Die Antifa sei keine Gruppe, kein Verein, sondern eine Lebenseinstellung. Das behaupten linke Politiker jeder Färbung sowie die Lobbygruppen jener Vorstadtterroristen. Es gebe auch keine festen Strukturen bei der Antifa, behaupten die oben erwähnten Leute gebetsmühlenartig. Die Antifa sei eine lose Zusammenkunft von Gleichgesinnten, ohne Vereinsregister, ohne Mitgliedsausweisen und so weiter. Aber offensichtlich mit Arbeitsverträgen ausgestattet, sofern Renate Künast bei ihren entsprechenden Aussagen wusste, wovon sie redete. Jedenfalls fasst man hier in Deutschland die Antifa mit Samthandschuhen an. Nachvollziehbar, reichen doch manchmal die direkten Familienbände von Politikern bis tief in die Antifa hinein.

In den USA sieht man seitens der Bundesregierung die Antifa ganz anders. Da sind das Terroristen, denen das Handwerk gelegt gehört, sagt der Präsident. Ganz so einfach ist das aber auch in den USA nicht, weil die Antifa auch dort versucht, im Geheimen zu agieren und ihre Spuren bestmöglich zu verwischen. Unerwartet Hilfe bekamen die Bestrebungen des US-Präsidenten aktuell von dem »Project Veritas« (Wahrheit), einer Gruppe Journalisten. Ihnen ist es gelungen, einen Mitarbeiter in die »RoseCity Antifa« in Portland einzuschmuggeln. In Bericht und Video werden Methodik, Trainingsprogramme und Schulungen der Antifa enthüllt oder »geleaked«, wie es in der Zwischenzeit international genannt wird.

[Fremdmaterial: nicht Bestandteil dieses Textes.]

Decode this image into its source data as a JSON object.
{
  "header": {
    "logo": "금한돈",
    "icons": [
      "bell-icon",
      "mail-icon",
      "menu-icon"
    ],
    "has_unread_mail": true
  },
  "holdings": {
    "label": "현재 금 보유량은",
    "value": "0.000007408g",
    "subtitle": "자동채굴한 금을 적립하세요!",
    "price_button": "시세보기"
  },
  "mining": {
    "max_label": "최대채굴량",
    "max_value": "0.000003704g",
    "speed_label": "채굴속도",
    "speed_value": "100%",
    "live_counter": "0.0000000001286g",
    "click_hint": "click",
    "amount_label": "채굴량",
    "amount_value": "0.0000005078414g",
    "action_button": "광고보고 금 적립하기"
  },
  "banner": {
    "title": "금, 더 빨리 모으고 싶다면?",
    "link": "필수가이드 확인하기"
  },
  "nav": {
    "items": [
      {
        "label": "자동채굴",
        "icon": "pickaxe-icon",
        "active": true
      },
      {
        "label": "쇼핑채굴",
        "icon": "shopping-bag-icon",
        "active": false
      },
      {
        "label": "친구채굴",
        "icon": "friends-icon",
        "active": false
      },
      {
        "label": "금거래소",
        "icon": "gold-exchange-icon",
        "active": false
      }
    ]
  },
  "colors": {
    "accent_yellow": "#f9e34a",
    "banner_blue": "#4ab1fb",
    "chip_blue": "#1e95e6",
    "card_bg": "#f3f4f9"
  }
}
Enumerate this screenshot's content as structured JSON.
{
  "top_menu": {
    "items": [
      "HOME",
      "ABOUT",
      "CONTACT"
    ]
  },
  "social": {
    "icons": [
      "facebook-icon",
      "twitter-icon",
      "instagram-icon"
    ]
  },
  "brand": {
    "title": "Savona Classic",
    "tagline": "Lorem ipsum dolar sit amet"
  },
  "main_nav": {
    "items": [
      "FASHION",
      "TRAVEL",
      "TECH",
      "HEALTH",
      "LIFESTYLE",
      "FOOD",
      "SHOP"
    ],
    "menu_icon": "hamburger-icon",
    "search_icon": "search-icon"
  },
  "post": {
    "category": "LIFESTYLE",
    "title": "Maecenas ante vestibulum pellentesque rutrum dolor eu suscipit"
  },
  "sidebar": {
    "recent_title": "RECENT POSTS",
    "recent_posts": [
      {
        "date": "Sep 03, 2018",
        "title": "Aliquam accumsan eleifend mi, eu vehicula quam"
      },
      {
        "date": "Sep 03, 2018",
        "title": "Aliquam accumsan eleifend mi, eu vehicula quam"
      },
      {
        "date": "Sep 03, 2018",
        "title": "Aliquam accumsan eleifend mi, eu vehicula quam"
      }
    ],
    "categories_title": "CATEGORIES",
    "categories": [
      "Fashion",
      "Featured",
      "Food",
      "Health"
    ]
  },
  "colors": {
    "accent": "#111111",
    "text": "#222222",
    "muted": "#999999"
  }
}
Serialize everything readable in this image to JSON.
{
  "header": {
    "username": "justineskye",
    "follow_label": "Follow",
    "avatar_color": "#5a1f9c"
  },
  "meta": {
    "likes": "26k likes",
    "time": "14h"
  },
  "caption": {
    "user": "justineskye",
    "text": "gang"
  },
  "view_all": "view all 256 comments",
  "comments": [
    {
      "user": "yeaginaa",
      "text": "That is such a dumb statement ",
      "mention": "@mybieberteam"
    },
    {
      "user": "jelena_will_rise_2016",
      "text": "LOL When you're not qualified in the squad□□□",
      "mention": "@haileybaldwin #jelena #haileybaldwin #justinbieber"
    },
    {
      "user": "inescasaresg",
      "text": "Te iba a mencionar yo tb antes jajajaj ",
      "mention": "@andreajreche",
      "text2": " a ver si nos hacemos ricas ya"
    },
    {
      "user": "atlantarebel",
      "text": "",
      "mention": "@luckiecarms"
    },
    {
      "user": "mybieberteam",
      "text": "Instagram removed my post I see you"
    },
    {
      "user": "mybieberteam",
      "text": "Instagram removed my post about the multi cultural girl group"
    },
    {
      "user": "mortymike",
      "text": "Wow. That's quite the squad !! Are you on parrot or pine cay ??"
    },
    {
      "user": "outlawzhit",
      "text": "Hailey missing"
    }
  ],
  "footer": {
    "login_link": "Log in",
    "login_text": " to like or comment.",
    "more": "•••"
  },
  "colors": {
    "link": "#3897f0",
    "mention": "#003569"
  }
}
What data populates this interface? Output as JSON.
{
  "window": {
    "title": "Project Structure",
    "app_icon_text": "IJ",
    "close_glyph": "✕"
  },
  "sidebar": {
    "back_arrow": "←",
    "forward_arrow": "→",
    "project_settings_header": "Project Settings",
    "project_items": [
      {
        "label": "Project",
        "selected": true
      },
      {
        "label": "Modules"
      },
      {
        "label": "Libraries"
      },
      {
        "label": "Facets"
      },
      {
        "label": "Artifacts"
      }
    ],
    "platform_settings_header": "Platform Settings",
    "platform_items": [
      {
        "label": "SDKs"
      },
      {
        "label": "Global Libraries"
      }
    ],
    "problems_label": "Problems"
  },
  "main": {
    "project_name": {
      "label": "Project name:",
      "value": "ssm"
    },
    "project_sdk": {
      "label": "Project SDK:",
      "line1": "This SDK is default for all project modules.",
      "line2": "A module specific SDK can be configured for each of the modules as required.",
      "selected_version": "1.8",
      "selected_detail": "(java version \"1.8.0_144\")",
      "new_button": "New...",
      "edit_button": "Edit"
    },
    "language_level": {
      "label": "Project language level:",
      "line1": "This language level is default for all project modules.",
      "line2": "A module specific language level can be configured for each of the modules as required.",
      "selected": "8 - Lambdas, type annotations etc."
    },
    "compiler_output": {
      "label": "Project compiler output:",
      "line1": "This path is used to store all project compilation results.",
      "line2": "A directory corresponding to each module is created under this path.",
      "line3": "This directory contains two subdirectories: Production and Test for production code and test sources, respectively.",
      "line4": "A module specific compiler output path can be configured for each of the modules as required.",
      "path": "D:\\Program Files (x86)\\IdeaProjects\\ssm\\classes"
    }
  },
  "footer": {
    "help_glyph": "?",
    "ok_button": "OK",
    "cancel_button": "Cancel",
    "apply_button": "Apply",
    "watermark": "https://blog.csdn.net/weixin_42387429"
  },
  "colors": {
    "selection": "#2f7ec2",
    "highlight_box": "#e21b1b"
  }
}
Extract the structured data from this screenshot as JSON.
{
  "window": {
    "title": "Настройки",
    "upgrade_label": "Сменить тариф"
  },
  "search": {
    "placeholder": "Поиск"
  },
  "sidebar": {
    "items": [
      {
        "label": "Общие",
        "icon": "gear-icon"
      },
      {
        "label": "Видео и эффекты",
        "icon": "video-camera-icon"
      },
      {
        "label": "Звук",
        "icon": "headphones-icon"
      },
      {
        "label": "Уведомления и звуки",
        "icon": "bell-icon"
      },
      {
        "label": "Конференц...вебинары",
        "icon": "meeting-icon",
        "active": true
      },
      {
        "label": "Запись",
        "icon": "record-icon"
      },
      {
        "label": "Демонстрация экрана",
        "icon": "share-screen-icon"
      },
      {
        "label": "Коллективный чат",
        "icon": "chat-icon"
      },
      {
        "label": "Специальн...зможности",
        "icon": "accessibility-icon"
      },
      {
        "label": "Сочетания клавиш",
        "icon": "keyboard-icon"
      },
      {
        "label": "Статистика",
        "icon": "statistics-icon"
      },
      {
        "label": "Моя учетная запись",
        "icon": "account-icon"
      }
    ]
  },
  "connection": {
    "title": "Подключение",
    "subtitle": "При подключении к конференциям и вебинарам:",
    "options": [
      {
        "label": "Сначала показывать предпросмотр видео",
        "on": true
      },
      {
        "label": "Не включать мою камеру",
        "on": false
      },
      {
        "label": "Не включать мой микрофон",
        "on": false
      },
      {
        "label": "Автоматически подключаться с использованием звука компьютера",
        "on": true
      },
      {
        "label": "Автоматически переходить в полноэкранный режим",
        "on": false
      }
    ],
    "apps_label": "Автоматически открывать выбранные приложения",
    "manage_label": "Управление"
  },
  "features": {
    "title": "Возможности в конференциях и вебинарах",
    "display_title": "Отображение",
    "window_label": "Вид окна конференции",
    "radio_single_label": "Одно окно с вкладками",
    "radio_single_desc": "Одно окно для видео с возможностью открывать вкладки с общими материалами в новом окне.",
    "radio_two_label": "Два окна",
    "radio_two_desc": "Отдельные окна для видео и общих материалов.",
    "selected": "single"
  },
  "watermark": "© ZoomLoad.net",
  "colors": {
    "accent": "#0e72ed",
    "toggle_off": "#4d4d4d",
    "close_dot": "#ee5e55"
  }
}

Gewaltanwendung gehört zum Kerninhalt der Antifa, sagt der Journalist. Die Leute werden gezielt geschult, »rauszugehen und gefährliche Dinge so sicher wie möglich ((für sich selbst) zu tun.« Es geht nicht um einen fairen Kampf, »nicht um Boxen, es geht nicht um Kickboxen, es geht darum, euren Feind zu vernichten«, werden die Antifanten auf Kurs gebracht.